On Sat, Apr 13, 2013 at 1:03 AM, Adam Spiers <g...@adamspiers.org> wrote:
>> -static int check_ignore(const char *prefix, const char **pathspec)
>> +static int check_ignore(int argc, const char **argv, const char *prefix)
>>  {
>>       struct dir_struct dir;
>> -     const char *path, *full_path;
>>       char *seen;
>>       int num_ignored = 0, dtype = DT_UNKNOWN, i;
>>       struct path_exclude_check check;
>>       struct exclude *exclude;
>> +     struct pathspec pathspec;
>>       /* read_cache() is only necessary so we can watch out for submodules. 
>> */
>>       if (read_cache() < 0)
>> @@ -70,31 +70,39 @@ static int check_ignore(const char *prefix, const char 
>> **pathspec)
>>       dir.flags |= DIR_COLLECT_IGNORED;
>>       setup_standard_excludes(&dir);
>> -     if (!pathspec || !*pathspec) {
>> +     if (!argc) {
> Is there a compelling reason for introducing argc as a new parameter
> to check_ignore(), other than simplifying the above line?  And why
> rename the pathspec parameter to argv?  Both these changes are
> misleading AFAICS, since paths provided to check_ignore() can come
> from sources other than CLI arguments (i.e. via --stdin).

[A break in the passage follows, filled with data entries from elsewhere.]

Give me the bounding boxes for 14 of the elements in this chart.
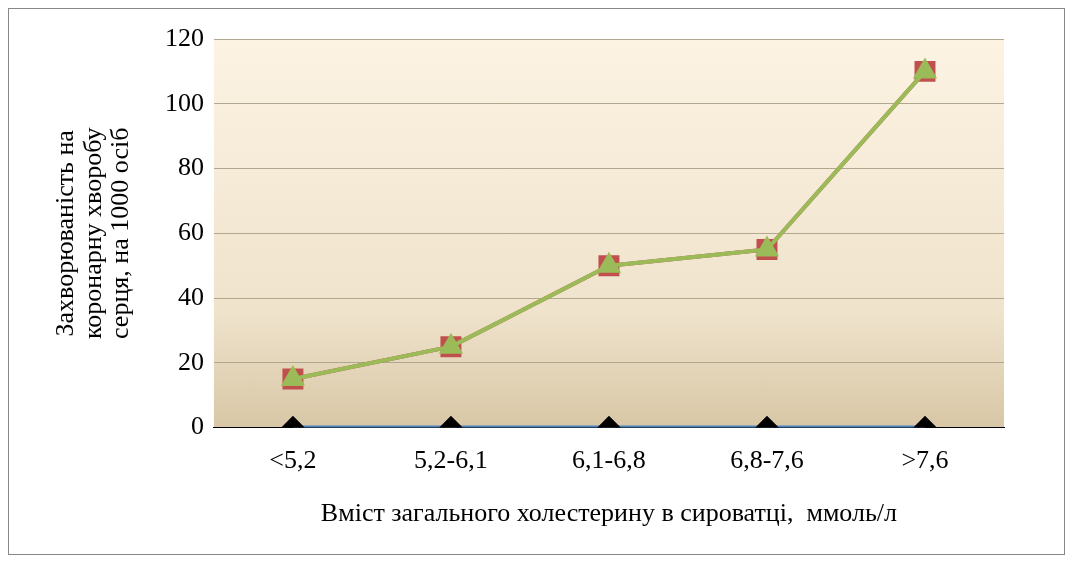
y-tick-label: 0 [190, 411, 204, 441]
x-tick-label: <5,2 [269, 445, 317, 475]
y-tick-label: 100 [164, 87, 204, 117]
y-tick-label: 20 [177, 346, 204, 376]
x-tick-label: 5,2-6,1 [414, 445, 488, 475]
y-tick-label: 60 [177, 217, 204, 247]
x-tick-label: >7,6 [901, 445, 949, 475]
y-axis-title: Захворюваність на коронарну хворобу серця, на 1000 осіб [50, 127, 135, 340]
y-tick-label: 120 [164, 22, 204, 52]
y-tick-label: 80 [177, 152, 204, 182]
x-tick-label: 6,8-7,6 [730, 445, 804, 475]
x-axis-title: Вміст загального холестерину в сироватці, ммоль/л [320, 498, 898, 528]
x-tick-label: 6,1-6,8 [572, 445, 646, 475]
y-tick-label: 40 [177, 281, 204, 311]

Because I introduced "struct pathspec pathspec;" I need to rename the
argument "pathspec" to something else. Maybe we could rename the
argument to "paths"?

> The introduction of argc also makes it possible to invoke
> check_ignore() with arguments which are not self-consistent.

This is the same problem with main() and other places that follow this
convention. But I don't mind dropping argc either.